This coming spring semester’s Penn IUR’s credit-bearing Undergraduate Urban Research Colloquium (UURC) is accepting applications from undergraduate students interested in engaging in hands-on urban-focused research under the tutelage of mentors drawn from the faculty and advanced PhD candidates throughout the university. The program sponsors up to ten research projects each spring, with grant funds of up to $2,000 available to support travel, materials, or ongoing work in the summer related to new and/or existing research efforts. Students from each of the University’s undergraduate schools (Arts and Sciences, Engineering and Applied Science, Nursing, and Wharton) and faculty and doctoral students from across the University’s 12 schools are eligible to participate. The deadline to apply for the Spring 2022 cohort is December 15. To learn more about, past participants’ work, and for instructions on applying, click here.
The UURC, co-listed by Weitzman School’s Department of City and Regional Planning and the SAS’s Urban Studies Program, combines classroom activities with research. It supports pairs of individual undergraduate students and their mentors who pursue a project they identify together. Each semester, the students meet in a weekly seminar where they learn how to design a research project, and methods of collecting, analyzing, and presenting both quantitative and qualitative data. Each session, faculty from different schools visit the class to introduce students to a variety of ways to conduct urban-centered research.
“I found this course extremely valuable,” said Trae Jordan, who participated in the Spring 2020 program in his senior year while pursuing a B.S. in Economics from The Wharton School. “UURC helped me to better understand the importance of understanding how to read research papers and how to apply research findings to real-world solutions.” Jordan—who studied equity in disaster risk management in Kansas City and Miami (his poster presentation and presentation slides are available on the Penn IUR website) with mentor Sam Geldin, doctoral candidate in City and Regional Planning, Weitzman School of Design and Penn IUR Affiliated Doctoral Student—subsequently enrolled in Penn’s Master of City Planning program, Weitzman School of Design.

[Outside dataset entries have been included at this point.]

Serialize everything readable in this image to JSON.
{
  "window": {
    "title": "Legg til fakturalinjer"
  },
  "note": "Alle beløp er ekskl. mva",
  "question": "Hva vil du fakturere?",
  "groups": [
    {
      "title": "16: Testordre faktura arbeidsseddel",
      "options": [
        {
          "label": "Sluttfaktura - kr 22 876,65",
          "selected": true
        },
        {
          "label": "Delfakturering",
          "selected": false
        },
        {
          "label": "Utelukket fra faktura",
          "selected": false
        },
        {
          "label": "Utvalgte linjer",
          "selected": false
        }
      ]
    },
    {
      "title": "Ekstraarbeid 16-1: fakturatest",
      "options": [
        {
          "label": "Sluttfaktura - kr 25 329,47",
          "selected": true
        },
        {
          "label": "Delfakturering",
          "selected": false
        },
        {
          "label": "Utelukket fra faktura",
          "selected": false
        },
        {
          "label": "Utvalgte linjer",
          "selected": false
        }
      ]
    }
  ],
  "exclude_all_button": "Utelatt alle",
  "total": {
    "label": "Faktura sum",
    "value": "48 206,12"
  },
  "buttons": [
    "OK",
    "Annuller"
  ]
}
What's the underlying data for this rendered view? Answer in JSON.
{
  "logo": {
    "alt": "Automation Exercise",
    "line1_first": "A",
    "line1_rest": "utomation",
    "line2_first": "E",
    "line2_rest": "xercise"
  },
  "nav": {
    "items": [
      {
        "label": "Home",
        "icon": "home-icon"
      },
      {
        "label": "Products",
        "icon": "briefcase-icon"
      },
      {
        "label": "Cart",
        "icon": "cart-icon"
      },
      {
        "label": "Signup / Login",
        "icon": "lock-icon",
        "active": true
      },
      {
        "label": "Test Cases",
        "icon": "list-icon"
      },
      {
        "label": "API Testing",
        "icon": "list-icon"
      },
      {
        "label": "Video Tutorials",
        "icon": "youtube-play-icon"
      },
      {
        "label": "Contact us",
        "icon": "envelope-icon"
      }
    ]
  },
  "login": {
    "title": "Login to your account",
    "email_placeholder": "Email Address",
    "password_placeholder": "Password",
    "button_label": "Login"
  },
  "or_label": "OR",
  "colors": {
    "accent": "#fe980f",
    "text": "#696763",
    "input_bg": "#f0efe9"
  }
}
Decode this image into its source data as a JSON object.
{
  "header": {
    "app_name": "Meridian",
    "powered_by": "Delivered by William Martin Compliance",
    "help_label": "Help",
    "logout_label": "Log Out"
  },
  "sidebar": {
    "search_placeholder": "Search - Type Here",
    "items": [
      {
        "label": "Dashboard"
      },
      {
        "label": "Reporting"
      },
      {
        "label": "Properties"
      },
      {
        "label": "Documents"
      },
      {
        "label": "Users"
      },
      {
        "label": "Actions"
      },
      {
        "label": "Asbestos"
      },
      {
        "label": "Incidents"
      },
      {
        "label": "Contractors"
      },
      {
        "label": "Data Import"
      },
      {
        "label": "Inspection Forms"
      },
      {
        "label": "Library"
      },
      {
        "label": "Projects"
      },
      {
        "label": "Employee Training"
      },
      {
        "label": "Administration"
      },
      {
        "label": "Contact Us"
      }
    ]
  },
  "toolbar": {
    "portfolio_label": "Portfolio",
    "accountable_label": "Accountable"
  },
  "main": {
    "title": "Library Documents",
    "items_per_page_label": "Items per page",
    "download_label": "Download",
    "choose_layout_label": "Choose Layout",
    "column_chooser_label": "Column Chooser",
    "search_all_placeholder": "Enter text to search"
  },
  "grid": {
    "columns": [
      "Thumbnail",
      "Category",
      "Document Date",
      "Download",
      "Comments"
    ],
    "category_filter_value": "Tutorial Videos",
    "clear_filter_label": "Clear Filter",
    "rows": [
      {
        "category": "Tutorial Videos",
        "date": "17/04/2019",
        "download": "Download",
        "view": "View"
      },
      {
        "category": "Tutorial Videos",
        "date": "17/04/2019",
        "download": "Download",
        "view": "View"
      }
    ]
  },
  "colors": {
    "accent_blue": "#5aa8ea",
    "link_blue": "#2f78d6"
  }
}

Undergraduate Trae Jordan, left, and doctoral candidate Sam Geldin, right collaborated on research into equity in disaster risk management in Kansas City and Miami.
While a member of the Spring 2021 cohort, Adam Goudjil researched, with mentor Mary Rocco, Term Assistant Professor of Urban Studies, Barnard College and Penn IUR Emerging Scholar, the impact philanthropies have on revitalizing small legacy cities. Goudjil, who participated in UURC as a sophomore majoring in Urban Studies, was accepted into this year’s Penn IUR Fellows in Urban Leadership program, which engages a small cohort of selected undergraduates with high-level local, regional, and national leaders drawn from government, business, and civil society to discuss decision-making in urban places. “Because of my experience in UURC, I felt like I was ready to actively be a part of the Fellows program,” he said. “If you’re an undergraduate reading this, I can’t encourage you enough to [apply to UURC.]”
Undergraduate Adam Goudjil, left, worked with Term Assistant Professor of Urban Studies at Barnard College Mary Rocco, right, to research the impact philanthropies have on revitalizing small legacy cities.
In previous years, research projects have ranged from an analysis of barriers to walking in disadvantaged neighborhoods to a study of factors affecting school preferences among parents in West Philadelphia neighborhoods. Student-faculty collaborations have yielded publications including, for example, student Anna Duan’s research with mentor Alex Li, published as “Time-Varying Accessibility to Senior Centers by Public Transit in Philadelphia,” in the in September 2021 issue of Transportation Research Part A, and student Samantha Stein’s co-authorship with mentor Justin Clapp of the op-ed “Death during COVID-19: Redefining Terminal Illness” in the Journal of Medical Ethics blog in June 2020. To learn more about the breadth of research that is eligible and about the projects undertaken by past cohorts, click here.
At the end of the semester, UURC students present the research they pursued over the course of the semester. In spring 2021—an extraordinary year in which the seminar convened online due to COVID-19—instructors added an extra assignment, asking the students to reflect on how the pandemic impacted their research in a blog hosted by Penn IUR.